Sep 29, 2012 @ 12:21:44
I had to go read the entire Goodreads review of A Pirate’s Loveand it had me cracking up. Definitely not my kind of story, but I’m glad there are people who will read and review them like that!
Sep 29, 2012 @ 13:40:27
@Sunny: Yeah, the book sounds awful, but the review’s hilarious.
Sep 29, 2012 @ 13:55:48
I read A Pirate’s Love when I was thirteen or fourteen. At that age, the soapy plot and the melodrama of it all appealed to me. Years later I reread it and had to marvel at my teenage self.
Sep 29, 2012 @ 16:43:34
@ms bookjunkie: Yep. If you can’t get it right on the cover, how bad is the lack of editing inside?
Sep 29, 2012 @ 17:57:03
Big thumbs-up here for Princess of the Midnight Ball. Jessica Day George is a skilled writer, and this book trades POVs between the hero and heroine – both wonderfully drawn characters.
Also, bonus for magical knitting patterns! Seriously, this is a book both myself and my ‘tween daughter loved.
Sep 29, 2012 @ 20:28:44
@Janine me too! I still remember the fifteen words that made everything right in Bettina’s world – written in dust by the pirate-woman with whom Bettina thought Tristan was having an affair: “you wanted her when you could’ve had me. I’ll never forgive you for that Tristan.”
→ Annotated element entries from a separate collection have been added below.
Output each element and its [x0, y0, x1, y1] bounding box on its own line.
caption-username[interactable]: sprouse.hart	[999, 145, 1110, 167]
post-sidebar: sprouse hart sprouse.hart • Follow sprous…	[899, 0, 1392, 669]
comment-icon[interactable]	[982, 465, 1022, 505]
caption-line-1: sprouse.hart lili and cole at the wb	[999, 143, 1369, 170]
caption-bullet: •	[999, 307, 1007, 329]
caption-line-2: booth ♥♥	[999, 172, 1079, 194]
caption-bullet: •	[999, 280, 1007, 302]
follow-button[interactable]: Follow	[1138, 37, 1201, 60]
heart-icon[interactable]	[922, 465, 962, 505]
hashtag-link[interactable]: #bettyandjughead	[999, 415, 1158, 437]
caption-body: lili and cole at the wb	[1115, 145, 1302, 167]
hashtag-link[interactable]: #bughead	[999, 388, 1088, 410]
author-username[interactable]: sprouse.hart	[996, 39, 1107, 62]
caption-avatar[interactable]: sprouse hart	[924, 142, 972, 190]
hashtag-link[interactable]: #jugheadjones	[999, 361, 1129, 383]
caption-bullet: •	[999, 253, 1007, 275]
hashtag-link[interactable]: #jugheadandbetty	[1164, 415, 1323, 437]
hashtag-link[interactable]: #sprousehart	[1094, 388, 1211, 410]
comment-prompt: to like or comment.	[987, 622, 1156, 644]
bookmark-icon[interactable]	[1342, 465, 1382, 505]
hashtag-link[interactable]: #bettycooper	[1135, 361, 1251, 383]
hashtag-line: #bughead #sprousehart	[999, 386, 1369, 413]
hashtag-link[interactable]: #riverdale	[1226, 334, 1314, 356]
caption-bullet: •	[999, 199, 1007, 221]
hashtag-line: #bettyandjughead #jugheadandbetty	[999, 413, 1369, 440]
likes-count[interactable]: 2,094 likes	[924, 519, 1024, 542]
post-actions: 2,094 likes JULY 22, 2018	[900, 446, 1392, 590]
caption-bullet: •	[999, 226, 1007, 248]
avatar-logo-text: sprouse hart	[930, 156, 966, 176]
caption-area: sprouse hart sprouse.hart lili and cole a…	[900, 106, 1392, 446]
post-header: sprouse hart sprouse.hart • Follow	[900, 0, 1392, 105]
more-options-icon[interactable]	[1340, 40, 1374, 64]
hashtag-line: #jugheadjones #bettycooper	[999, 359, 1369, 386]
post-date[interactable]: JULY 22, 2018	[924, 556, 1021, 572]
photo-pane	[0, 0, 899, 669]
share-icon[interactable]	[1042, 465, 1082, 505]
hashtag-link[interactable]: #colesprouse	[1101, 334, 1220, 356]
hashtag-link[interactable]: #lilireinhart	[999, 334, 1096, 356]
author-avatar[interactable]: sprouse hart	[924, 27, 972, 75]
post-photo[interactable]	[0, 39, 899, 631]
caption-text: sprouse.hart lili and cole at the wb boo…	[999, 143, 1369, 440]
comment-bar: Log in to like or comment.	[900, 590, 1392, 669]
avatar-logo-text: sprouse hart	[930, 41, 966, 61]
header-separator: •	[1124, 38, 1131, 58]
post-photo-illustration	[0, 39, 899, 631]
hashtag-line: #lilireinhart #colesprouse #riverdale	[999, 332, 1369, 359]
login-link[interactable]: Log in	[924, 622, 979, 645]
I’m so glad my reading tastes have matured! :D
Sep 30, 2012 @ 01:34:17
@Kaetrin: LOL, I had forgotten that, but your quote brought it all back.
Sep 30, 2012 @ 07:52:00
@Janine: Ditto!
Oct 01, 2012 @ 05:41:47
It never ceases to amaze me that that lindsey book gets reprinted. hands up who actualy finished reading this book the first time if was published.
There is another early Lindsey just as bad – the sheik one (possibly A captive bride ?).
Where does the demand come from? Who decides when a book should be reprinted? why these books glorifying rape? I’d love to see the market research results supporting that the idea that these two books were worth reprinting.